Le Bartók inattendu de Cheng Zhang

par

Béla Bartók (1881-1945) : Sonate pour deux pianos et percussions ; Sonate pour pianoEn plein air ; Suite de danses. Cheng Zhang (piano), Tomoki Kitamura (piano), Juris Azurs et Weiqi Bai (percussion). 2020. 71’03. Texte de présentation en anglais. Claves 50-3009

En dépit de sa victoire au Concours Clara Haskil de Vevey en 2011 (où, parmi les lauréats à l’avoir précédé, on relève les noms d’aussi fins musiciens que Christoph Eschenbach, Richard Goode, Michel Dalberto , Steven Osborne, Martin Helmchen, Till Fellner ou son prédécesseur immédiat Adam Laloum), Cheng Zhang reste encore peu connu. Dans le très sincère entretien qui accompagne cette parution sur le label helvétique Claves, le pianiste chinois livre avec beaucoup de sincérité les doutes qu’il éprouva à la suite de cette victoire et finirent par déboucher sur une dépression et à un difficile retour à la normale.

Avant d’aborder les interprétations offertes par ce jeune artiste (et quel plaisir de le voir s’engager en faveur de ce répertoire qu’on rencontrait si régulièrement en récital comme au disque jusqu’il y a une vingtaine d’années, et si injustement négligé aujourd’hui), une remarque est absolument nécessaire quant à la sonorité même de l’enregistrement. De nombreuses écoutes amènent à penser que plutôt que par l’instrument choisi ou par les décisions artistiques de l’interprète, cette dernière s’explique plus que probablement par un choix conscient en faveur d’une image sonore un peu distante, veloutée et assez résonante qui estompe fortement -voire gomme carrément- la netteté des attaques du piano, si essentielles dans ce répertoire.
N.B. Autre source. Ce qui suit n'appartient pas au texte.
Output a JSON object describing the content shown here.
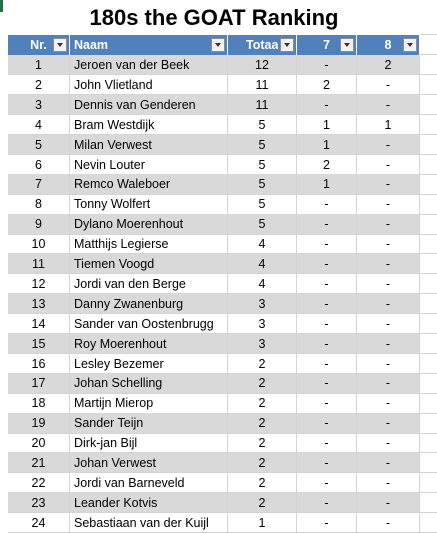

Tout au long de cet exigeant programme, Cheng Zhang fait preuve d’une souplesse et d’une aisance technique indéniables et signe deux très belles interprétations de la Sonate comme de la Suite En plein air. De la Sonate, il offre une version pleine de caractère avec, dans l’Allegro moderato introductif, une pesanteur bienvenue (très belle main gauche) et un jeu décidé mais sans agressivité. On admire le beau dosage des nuances et la transparence par moments debussyste à laquelle Cheng parvient dans le mouvement lent, avant de conclure sur un Allegro molto où il soutient sans peine la tension et fait aisément ressortir l’aspect ludique et dansant de la musique.

En dépit d’une prise de son malheureusement trop feutrée et floue (la comparaison avec l’interprétation de référence de Stephen Kovacevich -bénéficiant d’une captation analogique Philips de la grande époque- est ici cruelle pour le présent enregistrement), Cheng Zhang se montre un interprète plein de vie et de sensibilité dans En plein air. On admire sa souplesse dans la Barcarolle, et dans Musettes il instaure sans peine une atmosphère très prenante. Il distille magnifiquement l’étrangeté, le mystère et la poésie presque surnaturelle de la Musique nocturne qui est le coeur du cycle, rendue d’un seul jet avec un superbe contrôle de la sonorité et un emploi judicieux de la pédale, avant de terminer sur une Chasse pleine de vie et aux rythmes bien marqués. 

La Suite de danses (une transcription pour piano par Bartók lui-même de son oeuvre orchestrale) convainc moins, Chenz Zhang manquant souvent de légèreté malgré quelques beaux moments, comme dans le Moderato initial aux accents fermes mais sans lourdeur ou l’Allegro molto qui suit, bondissant et aux rythmes enlevés, mais malheureusement surpédalé tout comme le Comodo qui conclut l’oeuvre. Chen Zhang se montre particulièrement à l’aise dans le Molto tranquillo qui sous ses mains sonne plus oriental que d’habitude.

La Sonate pour deux pianos et percussions qui ouvre le programme déçoit. On n’arrive pas à se défaire de l’idée que l’impressionnant naturel et l’aisance de Cheng Zhang et de son partenaire japonais Tomoki Kitamura -assistés de deux très bons percussionnistes- les amènent paradoxalement à donner de l’oeuvre une version étonnamment décontractée mais cruellement dépourvue de tension. La force et l’âpreté, la magie même, de la musique -si bien rendues dans la justement légendaire version Argerich-Kovacevich (Decca)- semblent tout à fait étrangères à ces très bons instrumentistes.

Son 6,5 - Livret 9 - Répertoire 10 -Interprétation 9 (Sonate, En plein air), 7 (Suite de danses), 6 (Sonate pour deux pianos et percussion).